SOURCE / ECONOMY
US' ban on DNA equipment over lies about Xinjiang will only help local firms: experts
Move another way to target China, will only help local firms: experts
Published: Jun 16, 2021 09:18 PM


Children play in a lavender farm in Huocheng County, northwest China's Xinjiang Uygur Autonomous Region, June 13, 2021. (Photo: Xinhua)

Children play in a lavender farm in Huocheng County, northwest China's Xinjiang Uygur Autonomous Region, June 13, 2021. (Photo: Xinhua)



A US blockade on sales of DNA equipment and related products to Northwest China's Xinjiang Uygur Autonomous Region would be just another way for US politicians to target China over widely debunked lies about Xinjiang, and it will only speed the rise of domestic substitutes, Chinese industry insiders and experts said on Wednesday.

The comments came as some US politicians and experts called on the US government to toughen supervision of US exports to China, especially Xinjiang, after news reports that a large amount of DNA equipment produced by US companies had still flowed to Xinjiang despite restrictions. 

The New York Times reported that hundreds of thousands of dollars' worth of DNA equipment produced by Thermo Fisher and Promega, two US biochemistry giants, were still sold to China despite US government efforts to prevent such transactions based on claims that those products might be used by local authorities to track people.

Chinese experts noted that sales of DNA equipment are normal among countries and that US politicians' and media outlets' claims of human rights abuses in Xinjiang have been widely debunked and proven to be lies. 

A customer service staffer at Thermo Fisher said on Wednesday that the company's exports to the Chinese market were "all normal at the present."

"Many Chinese customers approached us directly to place orders, and products sell well," she said.

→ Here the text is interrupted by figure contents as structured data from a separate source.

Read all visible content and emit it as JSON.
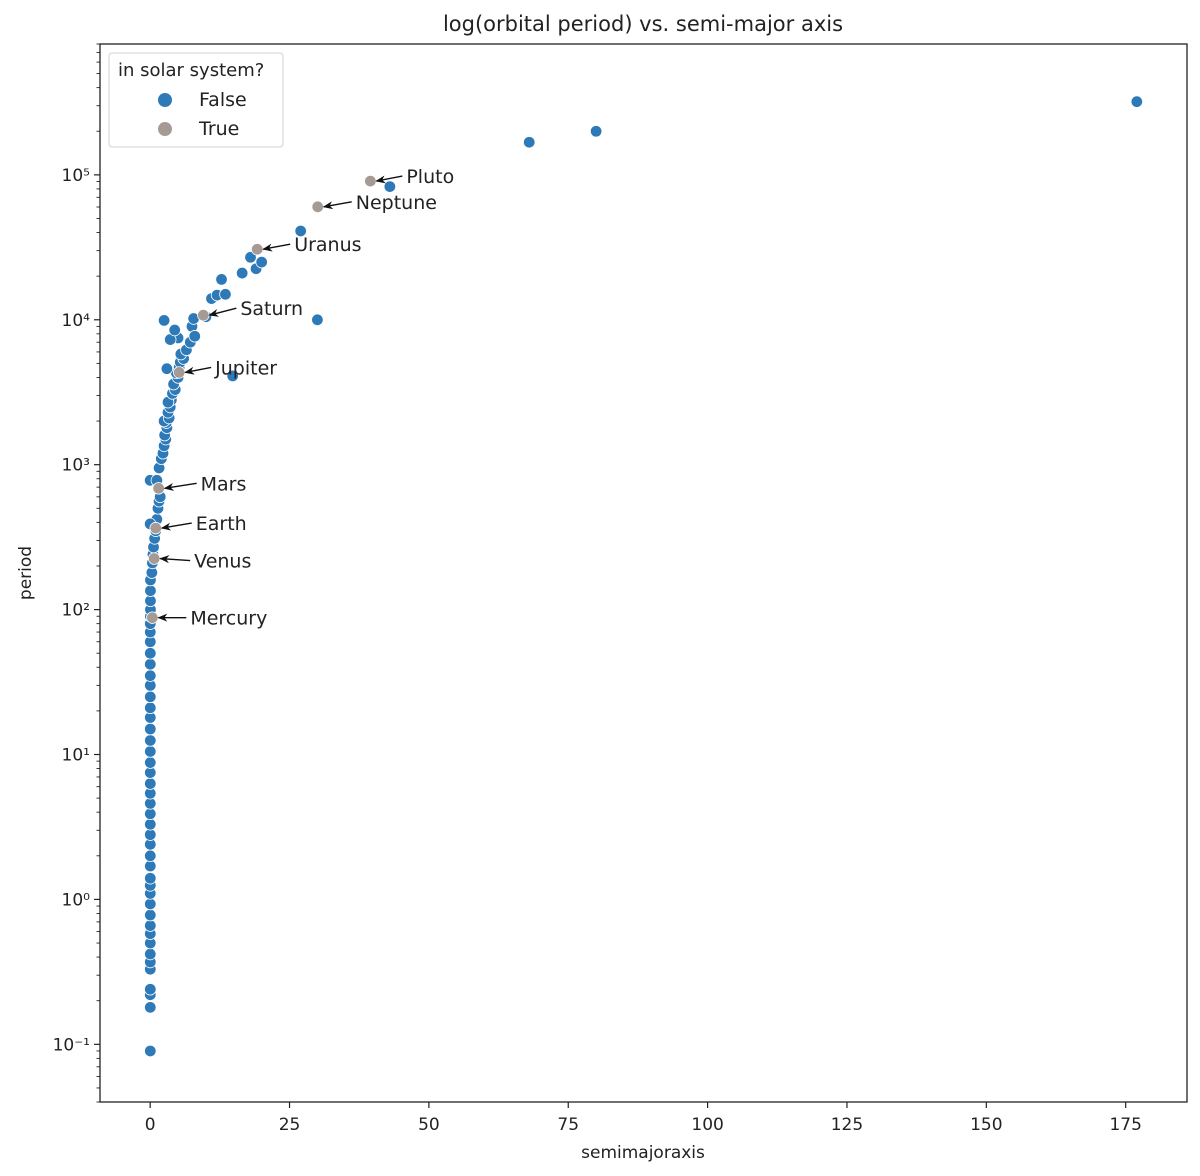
{
  "chart_data": {
    "type": "scatter",
    "title": "log(orbital period) vs. semi-major axis",
    "xlabel": "semimajoraxis",
    "ylabel": "period",
    "xlim": [
      -9,
      186
    ],
    "ylim": [
      0.04,
      800000
    ],
    "yscale": "log",
    "x_ticks": [
      0,
      25,
      50,
      75,
      100,
      125,
      150,
      175
    ],
    "y_ticks": [
      {
        "value": 0.1,
        "label": "10⁻¹"
      },
      {
        "value": 1,
        "label": "10⁰"
      },
      {
        "value": 10,
        "label": "10¹"
      },
      {
        "value": 100,
        "label": "10²"
      },
      {
        "value": 1000,
        "label": "10³"
      },
      {
        "value": 10000,
        "label": "10⁴"
      },
      {
        "value": 100000,
        "label": "10⁵"
      }
    ],
    "grid": false,
    "legend": {
      "title": "in solar system?",
      "placement": "top-left",
      "entries": [
        {
          "label": "False",
          "color": "#2e7ab8"
        },
        {
          "label": "True",
          "color": "#a59b94"
        }
      ]
    },
    "series": [
      {
        "name": "False",
        "color": "#2e7ab8",
        "points": [
          [
            0.02,
            0.09
          ],
          [
            0.02,
            0.18
          ],
          [
            0.02,
            0.22
          ],
          [
            0.02,
            0.24
          ],
          [
            0.02,
            0.33
          ],
          [
            0.02,
            0.37
          ],
          [
            0.02,
            0.42
          ],
          [
            0.02,
            0.5
          ],
          [
            0.02,
            0.58
          ],
          [
            0.02,
            0.66
          ],
          [
            0.02,
            0.78
          ],
          [
            0.02,
            0.93
          ],
          [
            0.02,
            1.1
          ],
          [
            0.02,
            1.25
          ],
          [
            0.02,
            1.4
          ],
          [
            0.02,
            1.7
          ],
          [
            0.02,
            2.0
          ],
          [
            0.02,
            2.4
          ],
          [
            0.02,
            2.8
          ],
          [
            0.02,
            3.3
          ],
          [
            0.02,
            3.9
          ],
          [
            0.02,
            4.6
          ],
          [
            0.02,
            5.4
          ],
          [
            0.02,
            6.3
          ],
          [
            0.02,
            7.5
          ],
          [
            0.02,
            8.8
          ],
          [
            0.02,
            10.5
          ],
          [
            0.02,
            12.5
          ],
          [
            0.02,
            15
          ],
          [
            0.02,
            18
          ],
          [
            0.02,
            21
          ],
          [
            0.02,
            25
          ],
          [
            0.02,
            30
          ],
          [
            0.02,
            35
          ],
          [
            0.02,
            42
          ],
          [
            0.02,
            50
          ],
          [
            0.02,
            60
          ],
          [
            0.02,
            70
          ],
          [
            0.02,
            80
          ],
          [
            0.05,
            90
          ],
          [
            0.05,
            100
          ],
          [
            0.05,
            115
          ],
          [
            0.05,
            135
          ],
          [
            0.05,
            160
          ],
          [
            0.3,
            180
          ],
          [
            0.4,
            210
          ],
          [
            0.5,
            240
          ],
          [
            0.6,
            270
          ],
          [
            0.8,
            310
          ],
          [
            1.0,
            350
          ],
          [
            1.2,
            420
          ],
          [
            1.4,
            500
          ],
          [
            1.6,
            560
          ],
          [
            1.8,
            600
          ],
          [
            0.0,
            780
          ],
          [
            0.0,
            390
          ],
          [
            1.2,
            780
          ],
          [
            1.6,
            950
          ],
          [
            2.0,
            1100
          ],
          [
            2.3,
            1200
          ],
          [
            2.5,
            1350
          ],
          [
            2.8,
            1500
          ],
          [
            2.6,
            1600
          ],
          [
            3.0,
            1800
          ],
          [
            2.9,
            1950
          ],
          [
            2.5,
            2000
          ],
          [
            3.4,
            2100
          ],
          [
            3.2,
            2300
          ],
          [
            3.6,
            2500
          ],
          [
            3.8,
            2800
          ],
          [
            3.2,
            2700
          ],
          [
            4.0,
            3100
          ],
          [
            4.5,
            3300
          ],
          [
            4.2,
            3600
          ],
          [
            5.0,
            4000
          ],
          [
            4.7,
            4300
          ],
          [
            5.2,
            4700
          ],
          [
            5.4,
            5100
          ],
          [
            6.0,
            5400
          ],
          [
            5.5,
            5800
          ],
          [
            6.5,
            6200
          ],
          [
            7.2,
            7000
          ],
          [
            5.0,
            7500
          ],
          [
            3.6,
            7300
          ],
          [
            4.4,
            8500
          ],
          [
            7.5,
            9000
          ],
          [
            8.0,
            7700
          ],
          [
            3.0,
            4600
          ],
          [
            2.5,
            9900
          ],
          [
            7.8,
            10200
          ],
          [
            10.0,
            10500
          ],
          [
            11.0,
            14000
          ],
          [
            12.0,
            14800
          ],
          [
            13.5,
            15000
          ],
          [
            12.8,
            19000
          ],
          [
            14.8,
            4100
          ],
          [
            16.5,
            21000
          ],
          [
            18.0,
            27000
          ],
          [
            19.0,
            22500
          ],
          [
            20.0,
            25000
          ],
          [
            27.0,
            41000
          ],
          [
            30.0,
            10000
          ],
          [
            43.0,
            83000
          ],
          [
            68.0,
            168000
          ],
          [
            80.0,
            200000
          ],
          [
            177.0,
            320000
          ]
        ]
      },
      {
        "name": "True",
        "color": "#a59b94",
        "points": [
          [
            0.39,
            88
          ],
          [
            0.72,
            225
          ],
          [
            1.0,
            365
          ],
          [
            1.52,
            687
          ],
          [
            5.2,
            4333
          ],
          [
            9.54,
            10759
          ],
          [
            19.2,
            30687
          ],
          [
            30.06,
            60190
          ],
          [
            39.5,
            90560
          ]
        ]
      }
    ],
    "annotations": [
      {
        "text": "Mercury",
        "x": 0.39,
        "y": 88
      },
      {
        "text": "Venus",
        "x": 0.72,
        "y": 225
      },
      {
        "text": "Earth",
        "x": 1.0,
        "y": 365
      },
      {
        "text": "Mars",
        "x": 1.52,
        "y": 687
      },
      {
        "text": "Jupiter",
        "x": 5.2,
        "y": 4333
      },
      {
        "text": "Saturn",
        "x": 9.54,
        "y": 10759
      },
      {
        "text": "Uranus",
        "x": 19.2,
        "y": 30687
      },
      {
        "text": "Neptune",
        "x": 30.06,
        "y": 60190
      },
      {
        "text": "Pluto",
        "x": 39.5,
        "y": 90560
      }
    ]
  }
}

The person said that she wasn't clear about the US export ban on DNA sequencers or other products to China. 

The reported flow of US-made DNA equipment to Xinjiang drew criticism from some anti-China US politicians. The New York Times, for example, cited US Senator Marco Rubio as calling on the US government to "use all tools at their disposal" to prevent US companies from selling surveillance equipment or other technologies to any Chinese security forces. 

Chinese experts and industry sources criticized the US for using any "excuses or means" to just crack down on China and stressed that such a blockade would only help China to develop its own technologies and products at a faster speed. 

In terms of genetic testing products, Chinese companies already have the capacity to supply the domestic market, Tian Hongjian, a director with the China Medicinal Biotech Association, told the Global Times. 

According to Tian, although China has relied on imports from Europe and the US in terms of genetic testing reagents for some time, Chinese companies have launched many similar products. Although these may be somewhat less precise than US products, they can fully meet market demand. 

"China can produce enough biological reagent products, and many of the US' advanced biological reagent companies have set up plants in China. The US toughening controls on exports of those products to China will only push Chinese companies to gradually replace US firms in domestic supplies," Tian said.

For instance, as early as 2015, Chinese genetic research company BGI Group had launched its own DNA sequencer, which was based on the company's self-developed Complete Genomics technology. 

Also, Chinese provinces are already moving to reduce reliance on imports of US medical products amid deteriorating US-China bilateral relations. South China's Guangzhou Province, for example, reduced the categories of medical equipment imports from 132 to 46 in a recently published list. 

The Chinese government also issued a guideline recently to support South China's Hainan Province to make advanced medical facilities. 

Cong Yi, a professor at the Tianjin University of Finance and Economics, said that the US crackdown would prompt Chinese companies to speed up technological research to fulfill the gap left by US companies that are being pressured out of the Chinese markets by US politics.

"The more the US government blocks US companies from Chinese consumers, the faster Chinese companies will replace them. Market demand is the biggest driver of innovation," Cong told the Global Times on Wednesday.

US politicians are following a short-sighted strategy to cater to anti-China sentiment, but US companies will lose market share in the long run in China, he said.